Scleritis, inflammation of the tough white outer coat of the eye, produces a more intense boring pain that can radiate outward to the forehead, ear, jaw, or scalp. That radiating quality is distinctive. Scleritis is often linked to autoimmune conditions and tends to need more aggressive treatment than surface-level problems.
Optic neuritis, inflammation of the nerve that connects the eye to the brain, has its own signature: over 90% of people with it experience pain that gets worse specifically when they move the eye. Vision loss usually affects the center of the visual field, creating a blurry or dark patch right where you’re trying to focus. Optic neuritis is sometimes the first sign of a condition like multiple sclerosis, so it’s taken seriously even when the vision changes are mild.
Sudden Pressure Buildup
Acute angle-closure glaucoma is one of the true emergencies that can cause severe one-sided eye pain. It happens when the drainage system inside the eye suddenly gets blocked, causing pressure to spike dramatically. Normal eye pressure ranges from about 10 to 21 mmHg. During an acute attack, pressure can surge to 60 or even 80 mmHg.
The symptoms are hard to miss. The pain is intense and comes on fast, often with a headache on the same side. You may see rainbow-colored halos around lights. Nausea and vomiting are common, which sometimes leads people to think they have a stomach problem rather than an eye problem. On examination, the pupil on the affected side is typically fixed and dilated, meaning it doesn’t react to light normally, and the eye looks red with a hazy or cloudy cornea. This needs emergency treatment to bring the pressure down and prevent permanent vision loss.
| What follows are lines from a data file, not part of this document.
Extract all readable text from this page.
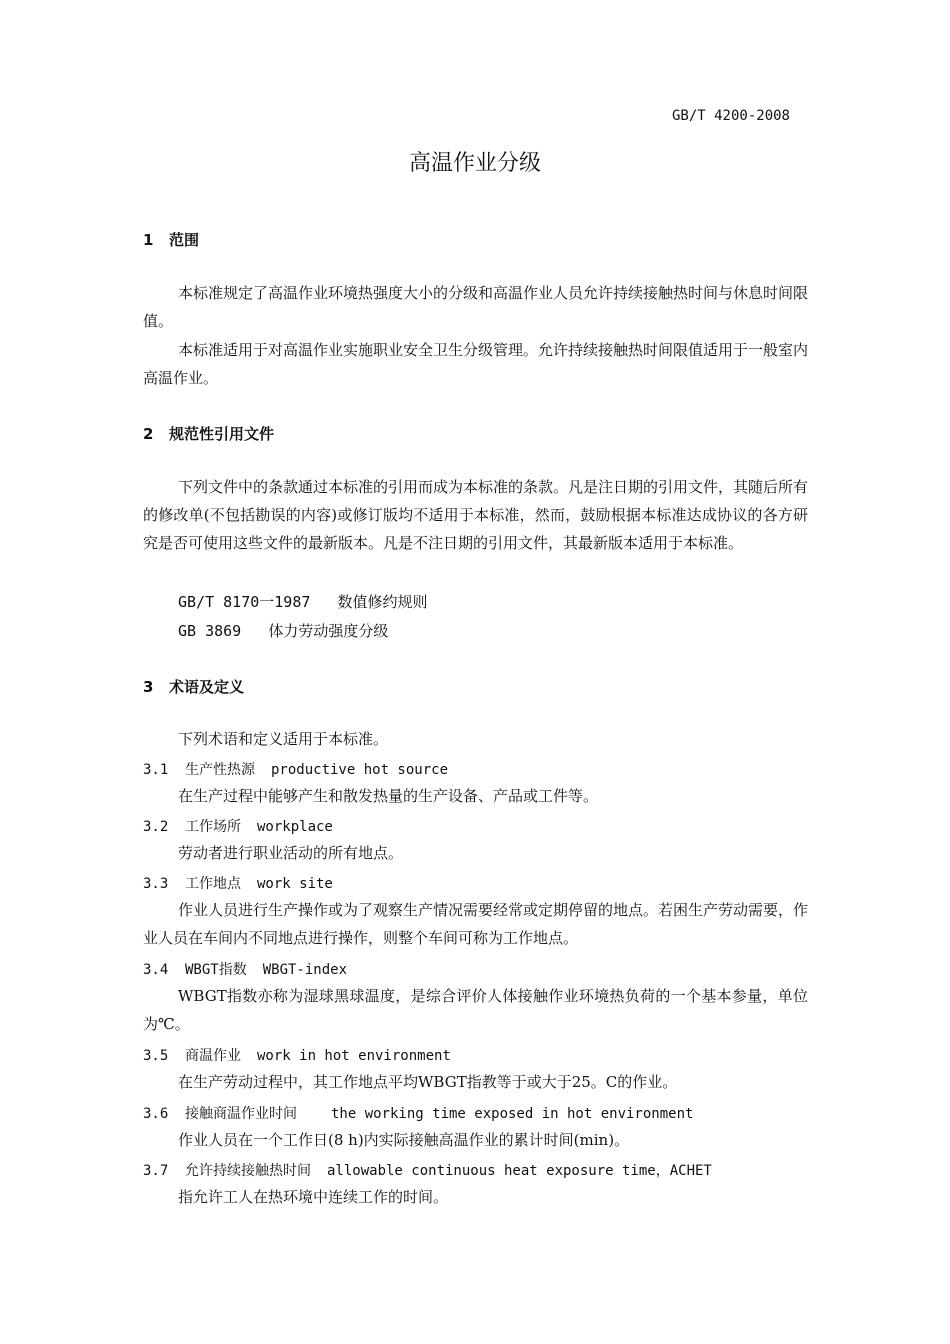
GB/T 4200-2008
高温作业分级
1 范围

本标准规定了高温作业环境热强度大小的分级和高温作业人员允许持续接触热时间与休息时间限值。

本标准适用于对高温作业实施职业安全卫生分级管理。允许持续接触热时间限值适用于一般室内高温作业。

2 规范性引用文件

下列文件中的条款通过本标准的引用而成为本标准的条款。凡是注日期的引用文件，其随后所有的修改单(不包括勘误的内容)或修订版均不适用于本标准，然而，鼓励根据本标准达成协议的各方研究是否可使用这些文件的最新版本。凡是不注日期的引用文件，其最新版本适用于本标准。

GB/T 8170一1987 数值修约规则
GB 3869 体力劳动强度分级
3 术语及定义

下列术语和定义适用于本标准。

3.1 生产性热源 productive hot source

在生产过程中能够产生和散发热量的生产设备、产品或工件等。

3.2 工作场所 workplace

劳动者进行职业活动的所有地点。

3.3 工作地点 work site

作业人员进行生产操作或为了观察生产情况需要经常或定期停留的地点。若困生产劳动需要，作业人员在车间内不同地点进行操作，则整个车间可称为工作地点。

3.4 WBGT指数 WBGT-index

WBGT指数亦称为湿球黑球温度，是综合评价人体接触作业环境热负荷的一个基本参量，单位为℃。

3.5 商温作业 work in hot environment

在生产劳动过程中，其工作地点平均WBGT指教等于或大于25。C的作业。

3.6 接触商温作业时间 the working time exposed in hot environment

作业人员在一个工作日(8 h)内实际接触高温作业的累计时间(min)。

3.7 允许持续接触热时间 allowable continuous heat exposure time，ACHET

指允许工人在热环境中连续工作的时间。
Headaches That Center on One Eye
Cluster headaches are one of the most painful headache types, and they concentrate around or behind one eye. Each attack lasts between 15 minutes and 3 hours and tends to happen daily or near-daily for weeks or months at a stretch, then disappear for a while. The pain is piercing and one-sided, and the eye on the affected side tears up, turns red, and the eyelid may droop. The nostril on that same side often gets stuffy or runny. The face can flush and sweat heavily.
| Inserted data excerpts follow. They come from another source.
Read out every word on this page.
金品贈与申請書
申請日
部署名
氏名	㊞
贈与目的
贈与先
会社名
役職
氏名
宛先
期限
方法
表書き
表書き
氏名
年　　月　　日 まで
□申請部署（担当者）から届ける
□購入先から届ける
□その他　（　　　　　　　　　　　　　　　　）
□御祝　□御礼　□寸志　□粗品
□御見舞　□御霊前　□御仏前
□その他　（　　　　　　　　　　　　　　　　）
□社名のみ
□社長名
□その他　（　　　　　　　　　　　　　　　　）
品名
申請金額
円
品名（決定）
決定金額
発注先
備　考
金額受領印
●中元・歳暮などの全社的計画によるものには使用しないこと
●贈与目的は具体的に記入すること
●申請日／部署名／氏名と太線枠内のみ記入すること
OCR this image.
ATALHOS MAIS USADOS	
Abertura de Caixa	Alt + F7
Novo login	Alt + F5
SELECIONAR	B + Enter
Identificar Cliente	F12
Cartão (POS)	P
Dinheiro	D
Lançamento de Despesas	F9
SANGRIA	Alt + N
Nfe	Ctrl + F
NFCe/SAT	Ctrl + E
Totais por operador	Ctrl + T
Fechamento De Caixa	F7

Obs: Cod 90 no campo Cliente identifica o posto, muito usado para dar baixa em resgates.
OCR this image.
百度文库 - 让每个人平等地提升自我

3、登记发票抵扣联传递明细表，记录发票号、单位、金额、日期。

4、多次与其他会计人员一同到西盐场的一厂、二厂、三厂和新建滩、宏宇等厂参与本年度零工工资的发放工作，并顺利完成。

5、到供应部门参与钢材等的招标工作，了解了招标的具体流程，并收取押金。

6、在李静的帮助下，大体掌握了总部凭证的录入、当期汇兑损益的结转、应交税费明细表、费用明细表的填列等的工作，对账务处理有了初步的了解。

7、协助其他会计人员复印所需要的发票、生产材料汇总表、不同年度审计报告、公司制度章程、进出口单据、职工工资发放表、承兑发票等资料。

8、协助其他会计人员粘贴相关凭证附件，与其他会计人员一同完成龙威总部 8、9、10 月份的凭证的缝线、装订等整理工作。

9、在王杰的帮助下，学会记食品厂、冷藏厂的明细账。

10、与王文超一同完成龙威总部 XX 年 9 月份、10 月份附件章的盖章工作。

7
Migraines can also cause pain behind one eye, though they usually come with additional features like throbbing that worsens with movement, sensitivity to light and sound, and sometimes an aura (visual disturbances like zigzag lines or flashing lights before the headache starts). If your one-eye pain keeps recurring in a pattern, especially with these companion symptoms, it’s likely headache-driven rather than an eye problem.
Sinus Pressure Referred to the Eye
Your sinuses sit directly behind and below your eyes. When the sinuses behind the cheekbones or between the eyes become inflamed or infected, the pressure and swelling can push pain into the eye area on the affected side. This type of pain tends to feel deep and achy, worsens when you bend forward, and comes alongside nasal congestion, facial pressure, or a runny nose. It improves as the sinus issue clears up.
Signs That Need Urgent Attention
Most one-eye pain is temporary and treatable, but certain combinations of symptoms signal something more serious. Seek immediate care if your eye pain comes with any of the following:
- Sudden vision loss, whether partial or complete, in the affected eye
- Rainbow halos around lights with severe pain and nausea, which suggests acute glaucoma
- A visible wound or blood leaking from the eye after an injury
- A pupil that looks different from the other side, either larger, smaller, or not reacting to light
- Restricted eye movement with swelling and pain, which may indicate orbital cellulitis
- Chemical exposure, including fumes, which requires immediate flushing and evaluation
For pain that’s mild to moderate, doesn’t involve vision changes, and started without a traumatic event, it’s reasonable to monitor for a day or two. If it persists, worsens, or starts affecting how well you see, getting an exam will help pin down the cause and rule out anything that could progress.